Francia: il cahier des doléances dell’Armèe
Lo strumento militare necessita di maggiori investimenti per evitare il collasso come ha detto chiaramente in alcune recenti interviste il capo di stato maggiore della Difesa d’oltralpe, Pierre De Villiers, chiedendo che la quota di PIL dedicata alle forze armate venga portata almeno al 2 per cento del PIL.
Troppe operazioni militari e non abbastanza mezzi disponibili. Nonostante gli sforzi varati dall’attuale governo – 162 miliardi di euro previsti per il 2015-2019 – le forze francesi necessitano di maggior sostegno. “Avete pagato una macchina in grado di andare a 100 chilometri all’ora per 100.000 chilometri, ma si è corso tre volte più veloce su una distanza cinque volte maggiore” ha detto il 21 dicembre scorso al giornale economico Les Echos aggiungendo che “il tempo stringe” e chiedendo di portare gli stanziamenti dall’1,77 al 2 per cento del PIL entro il 2020.
In assenza di maggiori risorse lo stato maggiore prevede un collasso delle prestazioni delle forze armate tra il 2020 e il 2023 con forti carenze in tutti i settori.
Senza mezzi termini De Villiers (nella foto sotto) ha detto che la Francia rischia, tra affaticamento operativo, usura dei materiali e loro insufficienza, un declassamento militare simile a quello registrato negli ultimi anni in Gran Bretagna dove la spesa militare spesa il 2% del PIL ma il governo ha varato tagli drastici al numero di navi, aerei, mezzi terrestri e reclutamento.
Dalle uniformi da combattimento agli elicotteri alle forze armate francesi mancano 17 miliardi di euro per sostenere l’attuale livello operativo che vede 30 mila militari impegnati oltremare.
Se il budget della Difesa non aumenterà sensibilmente già dal 2018 sarà troppo tardi” sostiene De Villiers.

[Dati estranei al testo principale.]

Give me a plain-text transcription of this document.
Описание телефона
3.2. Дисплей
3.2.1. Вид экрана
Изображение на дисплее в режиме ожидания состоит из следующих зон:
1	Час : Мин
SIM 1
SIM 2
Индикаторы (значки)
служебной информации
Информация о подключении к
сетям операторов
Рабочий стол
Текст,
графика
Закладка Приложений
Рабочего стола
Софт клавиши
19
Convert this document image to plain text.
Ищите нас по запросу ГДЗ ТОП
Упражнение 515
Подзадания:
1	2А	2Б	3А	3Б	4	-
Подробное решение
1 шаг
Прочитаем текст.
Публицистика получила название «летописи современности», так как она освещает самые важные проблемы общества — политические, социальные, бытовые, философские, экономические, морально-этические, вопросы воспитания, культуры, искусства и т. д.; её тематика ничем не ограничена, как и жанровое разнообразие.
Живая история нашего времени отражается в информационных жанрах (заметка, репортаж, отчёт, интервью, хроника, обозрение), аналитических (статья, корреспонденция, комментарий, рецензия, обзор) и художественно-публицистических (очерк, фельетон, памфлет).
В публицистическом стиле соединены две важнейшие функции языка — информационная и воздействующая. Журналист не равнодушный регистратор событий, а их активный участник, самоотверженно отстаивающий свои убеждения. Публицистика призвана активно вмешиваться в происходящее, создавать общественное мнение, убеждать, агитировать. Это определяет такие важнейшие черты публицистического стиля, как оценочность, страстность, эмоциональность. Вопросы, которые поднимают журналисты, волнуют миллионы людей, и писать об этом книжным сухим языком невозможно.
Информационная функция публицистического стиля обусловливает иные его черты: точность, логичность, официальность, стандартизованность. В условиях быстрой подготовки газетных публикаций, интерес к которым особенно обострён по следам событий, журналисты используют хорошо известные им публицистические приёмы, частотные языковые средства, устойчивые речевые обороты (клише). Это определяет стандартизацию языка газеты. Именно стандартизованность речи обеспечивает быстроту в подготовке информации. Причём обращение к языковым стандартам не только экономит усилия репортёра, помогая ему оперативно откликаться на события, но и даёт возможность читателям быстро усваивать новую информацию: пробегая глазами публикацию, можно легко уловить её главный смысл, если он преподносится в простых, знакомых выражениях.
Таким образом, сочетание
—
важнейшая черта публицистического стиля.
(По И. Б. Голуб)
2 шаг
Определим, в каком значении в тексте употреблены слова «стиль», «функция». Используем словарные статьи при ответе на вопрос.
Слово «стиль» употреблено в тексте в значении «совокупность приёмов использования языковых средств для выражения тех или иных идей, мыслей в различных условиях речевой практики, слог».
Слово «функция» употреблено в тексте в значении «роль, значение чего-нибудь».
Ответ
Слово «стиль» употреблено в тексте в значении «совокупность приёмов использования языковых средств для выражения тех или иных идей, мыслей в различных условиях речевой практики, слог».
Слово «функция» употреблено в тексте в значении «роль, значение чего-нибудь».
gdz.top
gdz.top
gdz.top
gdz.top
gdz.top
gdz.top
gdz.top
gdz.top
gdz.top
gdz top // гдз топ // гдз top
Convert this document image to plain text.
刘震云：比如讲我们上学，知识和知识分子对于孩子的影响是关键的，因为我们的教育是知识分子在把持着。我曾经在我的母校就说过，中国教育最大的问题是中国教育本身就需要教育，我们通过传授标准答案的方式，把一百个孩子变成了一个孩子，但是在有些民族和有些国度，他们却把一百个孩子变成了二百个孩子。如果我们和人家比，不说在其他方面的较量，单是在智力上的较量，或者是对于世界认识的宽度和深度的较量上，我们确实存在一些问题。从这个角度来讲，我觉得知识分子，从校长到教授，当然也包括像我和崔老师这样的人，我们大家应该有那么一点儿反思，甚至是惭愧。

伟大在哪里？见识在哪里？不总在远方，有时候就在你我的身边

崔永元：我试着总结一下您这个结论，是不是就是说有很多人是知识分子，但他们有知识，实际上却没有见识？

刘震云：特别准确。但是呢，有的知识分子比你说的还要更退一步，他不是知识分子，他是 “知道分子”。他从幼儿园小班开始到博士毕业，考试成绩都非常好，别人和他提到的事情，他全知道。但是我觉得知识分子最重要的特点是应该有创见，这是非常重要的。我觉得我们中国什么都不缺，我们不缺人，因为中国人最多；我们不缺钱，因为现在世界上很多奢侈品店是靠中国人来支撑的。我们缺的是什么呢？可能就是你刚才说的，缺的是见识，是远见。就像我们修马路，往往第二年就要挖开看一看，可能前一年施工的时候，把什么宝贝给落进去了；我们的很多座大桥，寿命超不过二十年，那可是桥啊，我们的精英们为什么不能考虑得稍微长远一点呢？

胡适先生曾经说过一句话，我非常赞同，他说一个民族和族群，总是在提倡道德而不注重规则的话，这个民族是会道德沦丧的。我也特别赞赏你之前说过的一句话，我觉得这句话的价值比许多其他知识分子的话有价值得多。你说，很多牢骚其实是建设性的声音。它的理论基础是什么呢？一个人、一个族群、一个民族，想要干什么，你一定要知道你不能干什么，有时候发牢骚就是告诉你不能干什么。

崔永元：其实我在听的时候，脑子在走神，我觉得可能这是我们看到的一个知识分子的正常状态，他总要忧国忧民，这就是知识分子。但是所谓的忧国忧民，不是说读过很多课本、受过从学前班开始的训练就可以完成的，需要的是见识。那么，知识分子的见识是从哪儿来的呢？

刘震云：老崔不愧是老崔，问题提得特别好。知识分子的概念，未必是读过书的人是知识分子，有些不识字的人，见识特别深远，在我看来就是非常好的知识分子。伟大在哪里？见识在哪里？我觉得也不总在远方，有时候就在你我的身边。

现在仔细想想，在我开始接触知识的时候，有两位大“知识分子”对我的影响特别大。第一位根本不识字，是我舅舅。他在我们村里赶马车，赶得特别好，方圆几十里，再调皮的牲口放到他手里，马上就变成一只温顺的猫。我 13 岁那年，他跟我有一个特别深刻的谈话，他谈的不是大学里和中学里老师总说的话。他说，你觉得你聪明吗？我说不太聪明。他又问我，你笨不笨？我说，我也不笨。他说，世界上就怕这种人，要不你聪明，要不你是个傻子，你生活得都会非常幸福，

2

Carenze di munizioni, l’usura dei jet da combattimento per il prolungato impegno bellico, la flotta di sottomarini d’attacco ridotta da 6 a 5 battelli, le corvette ormai troppo vecchie di una marina che ha il 40 per cento delle sue unità che hanno compiuto i 30 anni di vita.
Nell’aviazione dell’Esercito solo il 38% degli elicotteri è in grado di volare, la mobilitazione di 10 mila militari per l’ordine interno (Operation Sentinelle) ha bloccato l’addestramento operativo di questi reparti mentre l’operazione Barkhane contro i jihadisti nel Sahel non sarebbe attuabile senza i 65 milioni di euro di sostegno logistico forniti dagli Stati Uniti.
Il cahier des doléances dell’Armèe è lungo e dettagliato.
Il governo Hollande ha mantenuto il programma varato da Nicolas Sarkozy che prevedeva la riduzione di 34 mila effettivi tagliando 30 miliardi di euro dalla legge di programmazione 2014-2019 rispetto alla precedente 2009-2014. Una tendenza parzialmente invertita dopo l’inizio del conflitto contro lo Stato Islamico e l’emergenza terroristica sul territorio francese e Manuel Valls, primo ministro fino al dicembre scorso, si è impegnato a portare le spese militari al 2 per cento del PIL ma solo nel 2025. Il generale De Villiers chiede invece almeno 36 miliardi già nel budget 2018 contro i 34 previsti, 38 nel 2019 e 40 nel 2020.
Finora gli ambienti politici francesi hanno mostrato scetticismo circa il raggiungimento del tetto del 2% del PIl in breve tempo, tranne Marine Le Pen che nel suo programma prevede di innalzare la spesa militare al 2% nel 2018 con una tendenza a raggiungere addirittura il 3% per cento (che sarebbe il record assoluto per un paese europeo, non lontano dal livello degli Stati Uniti) nel 2020.
L’obiettivo di fatto è ripristinare i livelli di forza del 2007 con il potenziamento di tutte le forze armate, la realizzazione di una seconda portaerei (Richelieu) e l’incremento di 50 mila effettivi.